Eggs hold significant amounts of Vitamins A, B2, B5, B12, Folate, Phosphorus, Selenium, and decent amounts of Vitamins D, E, K, B6, Calcium and Zinc. They also harbor two powerful antioxidants: Lutein and Zeaxanthin. When consumed, these vitamins significantly reduce the risk of cataracts, macular degeneration, and blindness.
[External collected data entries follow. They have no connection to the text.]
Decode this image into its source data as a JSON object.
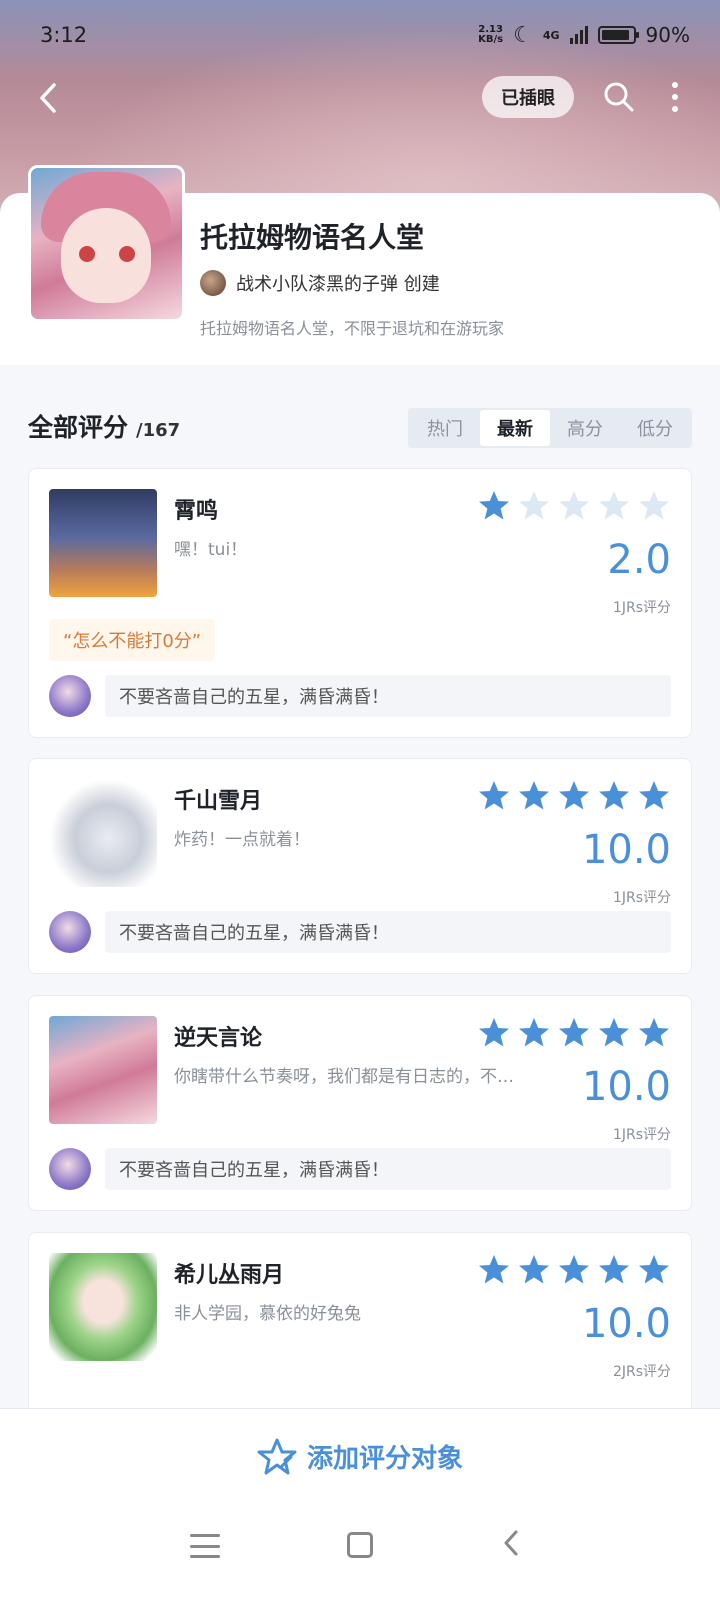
{
  "status_bar": {
    "time": "3:12",
    "net_speed_value": "2.13",
    "net_speed_unit": "KB/s",
    "network": "4G",
    "battery": "90%",
    "battery_level": 0.9
  },
  "top_bar": {
    "pin_button_label": "已插眼"
  },
  "group": {
    "title": "托拉姆物语名人堂",
    "creator": "战术小队漆黑的子弹 创建",
    "description": "托拉姆物语名人堂，不限于退坑和在游玩家"
  },
  "ratings": {
    "section_title": "全部评分",
    "count": "/167",
    "tabs": [
      {
        "label": "热门",
        "active": false
      },
      {
        "label": "最新",
        "active": true
      },
      {
        "label": "高分",
        "active": false
      },
      {
        "label": "低分",
        "active": false
      }
    ],
    "items": [
      {
        "name": "霄鸣",
        "subtitle": "嘿！tui！",
        "stars_filled": 1,
        "score": "2.0",
        "jrs": "1JRs评分",
        "quote": "“怎么不能打0分”",
        "comment": "不要吝啬自己的五星，满昏满昏！"
      },
      {
        "name": "千山雪月",
        "subtitle": "炸药！一点就着！",
        "stars_filled": 5,
        "score": "10.0",
        "jrs": "1JRs评分",
        "comment": "不要吝啬自己的五星，满昏满昏！"
      },
      {
        "name": "逆天言论",
        "subtitle": "你瞎带什么节奏呀，我们都是有日志的，不…",
        "stars_filled": 5,
        "score": "10.0",
        "jrs": "1JRs评分",
        "comment": "不要吝啬自己的五星，满昏满昏！"
      },
      {
        "name": "希儿丛雨月",
        "subtitle": "非人学园，慕依的好兔兔",
        "stars_filled": 5,
        "score": "10.0",
        "jrs": "2JRs评分"
      }
    ]
  },
  "bottom_action": {
    "label": "添加评分对象"
  },
  "colors": {
    "accent": "#4a90d9",
    "star_filled": "#4a90d9",
    "star_empty": "#dde8f5",
    "quote_text": "#d97a3b"
  }
}
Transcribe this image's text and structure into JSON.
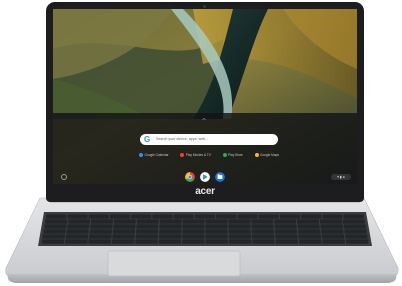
{
  "screen": {
    "search_placeholder": "Search your device, apps, web...",
    "suggestions": [
      {
        "label": "Google Calendar",
        "color": "#4285f4"
      },
      {
        "label": "Play Movies & TV",
        "color": "#ea4335"
      },
      {
        "label": "Play Store",
        "color": "#34a853"
      },
      {
        "label": "Google Maps",
        "color": "#fbbc05"
      }
    ],
    "shelf_apps": [
      {
        "icon": "chrome-icon",
        "color": "#ea4335"
      },
      {
        "icon": "play-store-icon",
        "color": "#34a853"
      },
      {
        "icon": "files-icon",
        "color": "#1a73e8"
      }
    ],
    "status_area": "▾ ▮ ●"
  },
  "brand": {
    "logo_text": "acer",
    "color": "#e8e8e8"
  },
  "colors": {
    "bezel": "#1d1d1f",
    "chassis": "#d2d4d6",
    "keys": "#2a2c2f"
  }
}
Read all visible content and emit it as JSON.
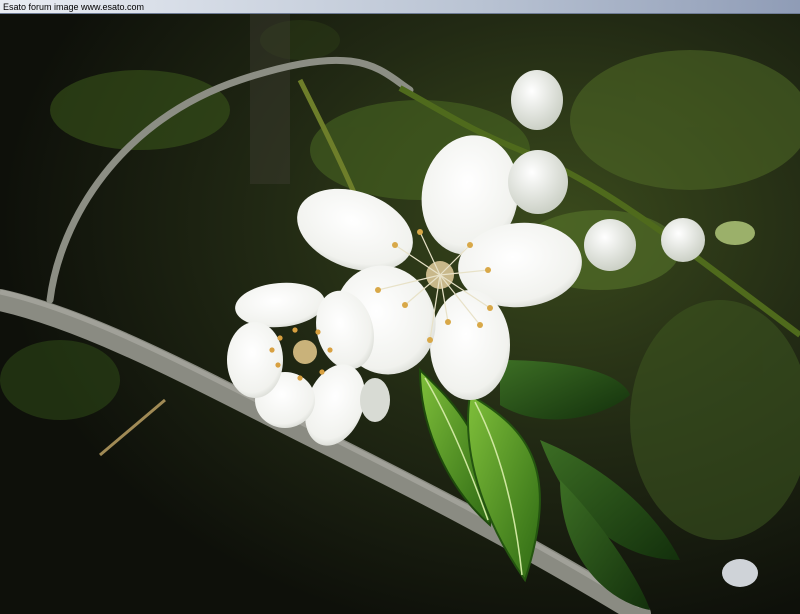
{
  "header": {
    "caption": "Esato forum image www.esato.com"
  },
  "photo": {
    "subject_icons": [
      "blossom-icon",
      "branch-icon",
      "leaf-icon",
      "bud-icon"
    ],
    "colors": {
      "background_dark": "#15170f",
      "moss_green": "#4f6a22",
      "branch_gray": "#8a8a80",
      "petal_white": "#f4f5f2",
      "leaf_green": "#3f8a1f",
      "stamen_yellow": "#d8b050"
    }
  }
}
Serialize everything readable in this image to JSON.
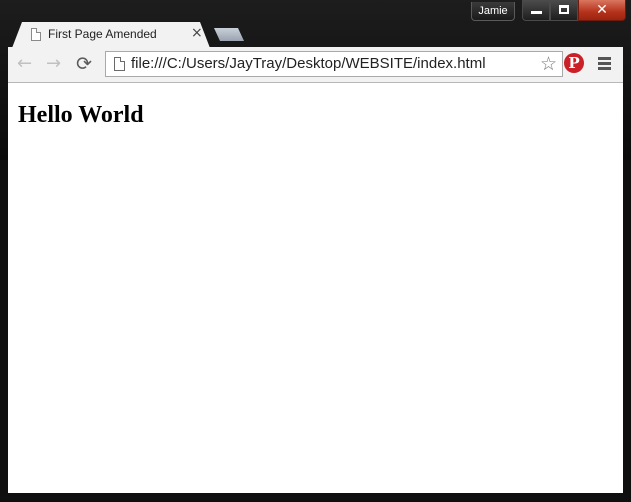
{
  "window": {
    "profile_name": "Jamie",
    "close_glyph": "✕"
  },
  "tabs": [
    {
      "title": "First Page Amended",
      "close_glyph": "×",
      "icon": "page-icon"
    }
  ],
  "toolbar": {
    "back_glyph": "←",
    "forward_glyph": "→",
    "reload_glyph": "⟳",
    "url": "file:///C:/Users/JayTray/Desktop/WEBSITE/index.html",
    "star_glyph": "☆",
    "pinterest_glyph": "P",
    "pinterest_color": "#cb2027"
  },
  "page": {
    "heading": "Hello World"
  }
}
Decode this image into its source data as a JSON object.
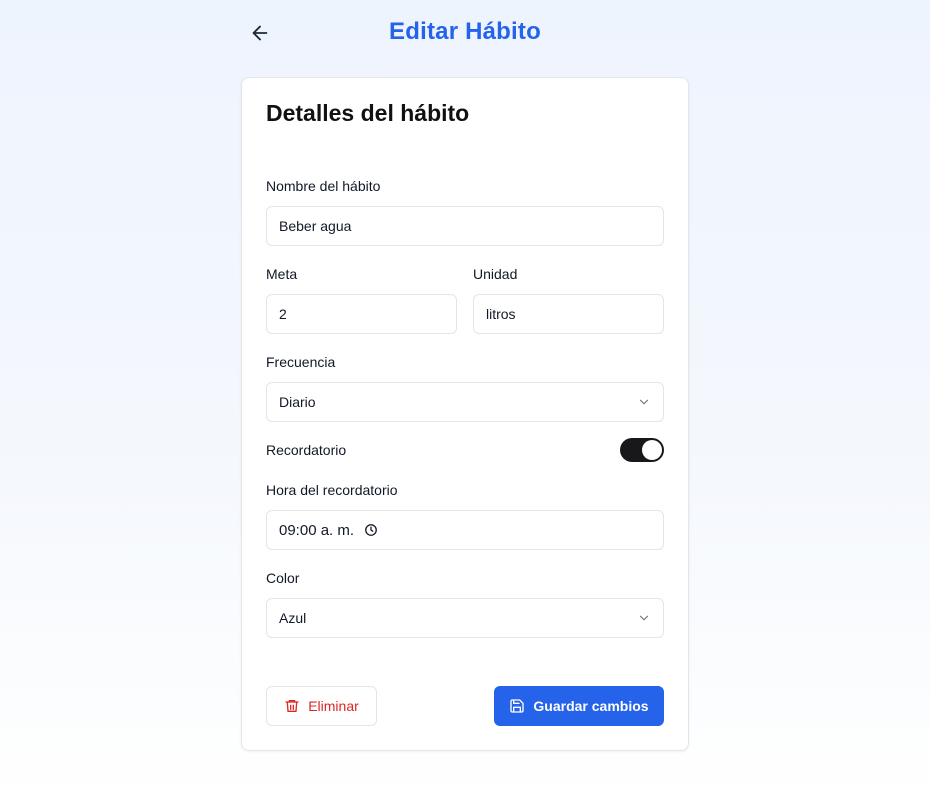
{
  "header": {
    "title": "Editar Hábito",
    "back_icon": "arrow-left-icon"
  },
  "card": {
    "title": "Detalles del hábito"
  },
  "form": {
    "name_label": "Nombre del hábito",
    "name_value": "Beber agua",
    "goal_label": "Meta",
    "goal_value": "2",
    "unit_label": "Unidad",
    "unit_value": "litros",
    "frequency_label": "Frecuencia",
    "frequency_value": "Diario",
    "reminder_label": "Recordatorio",
    "reminder_enabled": true,
    "reminder_time_label": "Hora del recordatorio",
    "reminder_time_value": "09:00 a. m.",
    "color_label": "Color",
    "color_value": "Azul"
  },
  "actions": {
    "delete_label": "Eliminar",
    "save_label": "Guardar cambios"
  },
  "colors": {
    "accent": "#2563eb",
    "danger": "#dc2626",
    "toggle_on": "#18181b"
  }
}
Talk about eye health! In regards to brain health, eggs offer 100 milligrams of a B-vitamin called Choline. Over 90% of Americans have dietary Choline deficiency. Choline is responsible for producing signaling molecules in the brain which are directly correlated with coordination, speech, and memory. This helps combat Parkinson’s, Alzheimer’s, brain fog, short and long- term memory loss.

 

To me, these reasons are the most important to consider when it comes to eating eggs. In my opinion, eggs are a “superfood.” If anything, think of it like this: eggs contain all the nutrients required to turn a single cell into a baby chicken. They are nutritious, beneficial, cheap and easy to prepare. Let us no longer ridicule them as a “C” word yolk… I mean joke. There aren’t many foods more beneficial to overall health and wellbeing. Stop with the preconceived notions. Eggs are eggs-actly what you need to improve yourself as a whole!